Search code examples
smalltalkpharopetitparser

Self-referencing PetitParser's PPCompositeParsers


I have a programming language grammar I would like to explode in several subclasses of PPCompositeParser (e.g., one class will handle instructions, another class will handle expressions, another class with handle program structure). I want to do this to avoid getting a big class with tens of instance variables.

My problem is that these sub-grammars have a cyclic dependency: the structure grammar references the 'statement' rule of the statement grammar, which references the 'expression' rule of the expression grammar, which references the 'subroutineName' of the structure grammar (closing the dependency cicle). I tried the simple approach to have, e.g., a #subroutineName method in the expression grammar which looks like:

MyExpressionGrammar>>subroutineName
  ^ N2TJStructureParser newStartingAt: #subroutineName

but that fails at initialization because of an infinite recursion (obviously).
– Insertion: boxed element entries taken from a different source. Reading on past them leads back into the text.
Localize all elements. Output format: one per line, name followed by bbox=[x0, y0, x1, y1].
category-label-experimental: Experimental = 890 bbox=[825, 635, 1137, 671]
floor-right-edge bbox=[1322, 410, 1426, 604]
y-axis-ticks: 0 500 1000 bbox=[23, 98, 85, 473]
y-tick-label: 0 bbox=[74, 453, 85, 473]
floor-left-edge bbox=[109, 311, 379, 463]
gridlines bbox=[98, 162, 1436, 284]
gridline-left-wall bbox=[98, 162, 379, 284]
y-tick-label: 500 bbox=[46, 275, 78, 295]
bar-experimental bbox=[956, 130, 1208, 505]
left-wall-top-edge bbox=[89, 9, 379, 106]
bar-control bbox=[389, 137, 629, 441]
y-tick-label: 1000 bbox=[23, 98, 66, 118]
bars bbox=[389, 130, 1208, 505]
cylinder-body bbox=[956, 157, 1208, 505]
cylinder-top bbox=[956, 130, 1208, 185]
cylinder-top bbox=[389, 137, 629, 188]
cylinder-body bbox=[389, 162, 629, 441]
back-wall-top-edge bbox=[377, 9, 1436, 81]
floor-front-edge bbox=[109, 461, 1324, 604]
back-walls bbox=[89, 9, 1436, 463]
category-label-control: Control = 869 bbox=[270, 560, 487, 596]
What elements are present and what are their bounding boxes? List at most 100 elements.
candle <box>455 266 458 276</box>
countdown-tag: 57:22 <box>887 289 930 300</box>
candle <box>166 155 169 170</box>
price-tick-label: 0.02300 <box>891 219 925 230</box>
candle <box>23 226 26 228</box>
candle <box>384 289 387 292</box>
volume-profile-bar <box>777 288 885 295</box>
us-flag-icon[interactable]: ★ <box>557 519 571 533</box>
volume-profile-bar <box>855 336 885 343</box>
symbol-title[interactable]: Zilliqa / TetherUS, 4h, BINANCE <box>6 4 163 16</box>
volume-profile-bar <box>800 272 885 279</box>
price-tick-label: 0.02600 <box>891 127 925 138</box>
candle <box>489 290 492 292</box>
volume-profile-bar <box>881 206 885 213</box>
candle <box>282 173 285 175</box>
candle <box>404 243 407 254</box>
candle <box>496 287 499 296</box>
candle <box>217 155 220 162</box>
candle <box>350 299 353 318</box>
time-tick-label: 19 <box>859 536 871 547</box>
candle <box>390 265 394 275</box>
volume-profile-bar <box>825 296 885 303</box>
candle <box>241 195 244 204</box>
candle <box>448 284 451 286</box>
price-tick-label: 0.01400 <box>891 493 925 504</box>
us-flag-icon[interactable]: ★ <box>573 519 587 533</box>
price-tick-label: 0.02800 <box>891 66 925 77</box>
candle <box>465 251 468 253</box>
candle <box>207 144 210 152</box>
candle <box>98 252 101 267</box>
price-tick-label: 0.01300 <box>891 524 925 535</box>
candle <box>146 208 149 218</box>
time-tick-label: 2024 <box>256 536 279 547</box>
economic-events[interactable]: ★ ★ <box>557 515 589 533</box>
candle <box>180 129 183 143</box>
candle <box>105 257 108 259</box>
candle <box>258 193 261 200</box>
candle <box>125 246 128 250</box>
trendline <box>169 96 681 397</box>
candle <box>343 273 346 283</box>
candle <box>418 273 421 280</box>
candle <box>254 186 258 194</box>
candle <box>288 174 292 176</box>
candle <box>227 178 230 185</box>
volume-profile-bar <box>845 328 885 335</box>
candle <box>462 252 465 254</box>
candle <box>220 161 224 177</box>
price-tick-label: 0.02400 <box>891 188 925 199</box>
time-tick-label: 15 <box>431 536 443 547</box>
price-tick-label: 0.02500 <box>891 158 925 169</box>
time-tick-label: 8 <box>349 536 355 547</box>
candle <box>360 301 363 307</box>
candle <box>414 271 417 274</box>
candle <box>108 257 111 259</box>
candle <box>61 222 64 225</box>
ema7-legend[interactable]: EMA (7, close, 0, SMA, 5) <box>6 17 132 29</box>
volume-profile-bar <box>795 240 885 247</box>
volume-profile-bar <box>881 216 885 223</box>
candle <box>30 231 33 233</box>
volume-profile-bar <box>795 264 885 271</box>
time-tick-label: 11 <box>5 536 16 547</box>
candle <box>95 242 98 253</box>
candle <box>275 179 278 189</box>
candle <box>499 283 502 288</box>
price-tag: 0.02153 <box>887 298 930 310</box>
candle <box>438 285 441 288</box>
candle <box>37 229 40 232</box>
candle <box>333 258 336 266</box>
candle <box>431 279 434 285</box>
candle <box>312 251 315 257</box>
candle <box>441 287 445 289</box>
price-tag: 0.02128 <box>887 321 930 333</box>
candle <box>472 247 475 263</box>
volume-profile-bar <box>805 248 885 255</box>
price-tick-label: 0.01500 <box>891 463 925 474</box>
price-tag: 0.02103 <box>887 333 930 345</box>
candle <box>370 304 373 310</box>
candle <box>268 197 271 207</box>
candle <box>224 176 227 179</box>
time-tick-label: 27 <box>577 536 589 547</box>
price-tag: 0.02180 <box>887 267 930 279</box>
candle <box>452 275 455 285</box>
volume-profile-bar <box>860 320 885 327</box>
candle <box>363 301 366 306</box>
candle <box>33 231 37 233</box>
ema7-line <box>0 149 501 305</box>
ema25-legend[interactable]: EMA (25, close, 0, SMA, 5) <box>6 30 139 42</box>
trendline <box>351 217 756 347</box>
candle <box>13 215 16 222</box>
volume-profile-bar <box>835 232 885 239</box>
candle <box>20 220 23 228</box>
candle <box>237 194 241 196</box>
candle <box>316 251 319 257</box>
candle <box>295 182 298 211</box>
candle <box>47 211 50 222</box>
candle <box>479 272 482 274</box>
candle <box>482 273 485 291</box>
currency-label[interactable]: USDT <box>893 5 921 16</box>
To solve this problem, I created a PPDeferedParser:

PPParser subclass: #PPDeferedParser
    instanceVariableNames: 'creationBlock'
    classVariableNames: ''
    poolDictionaries: ''
    category: 'PetitParser-Tools'

PPDeferedParser>>parseOn: aStream
    ^ creationBlock value parseOn: aStream

which makes the previous #subroutineName looks like:

MyExpressionGrammar>>subroutineName
  ^ PPDederedParser creationBlock: [N2TJStructureParser newStartingAt: #subroutineName]

This seems to work but I wonder if there is any other solution.


Solution

  • Currently splitting a composite parser into multiple PPCompositeParser subclasses is not directly supported by PetitParser.

    Keep in mind that if you use the PetitParser browser you don't need to bother about instance-variables, they are automatically managed for you. Furthermore, you don't necessarily need an instance variable for every production. For example, terminals can be in methods that you call directly.

    You solution certainly works too, but it is not that nice because it requires you to pay careful attention on how you want to connect your grammars. Also in your implementation you should lazily cache the resulte, as otherwise your code will create new composite parsers while parsing. This is very expensive.

    All this aside, it would certainly be possible to improve PPCompositeParser to support dependencies between multiple subclasses, for example by declaring dependent other parsers that the constructor would prepare, initialize and eventually resolve.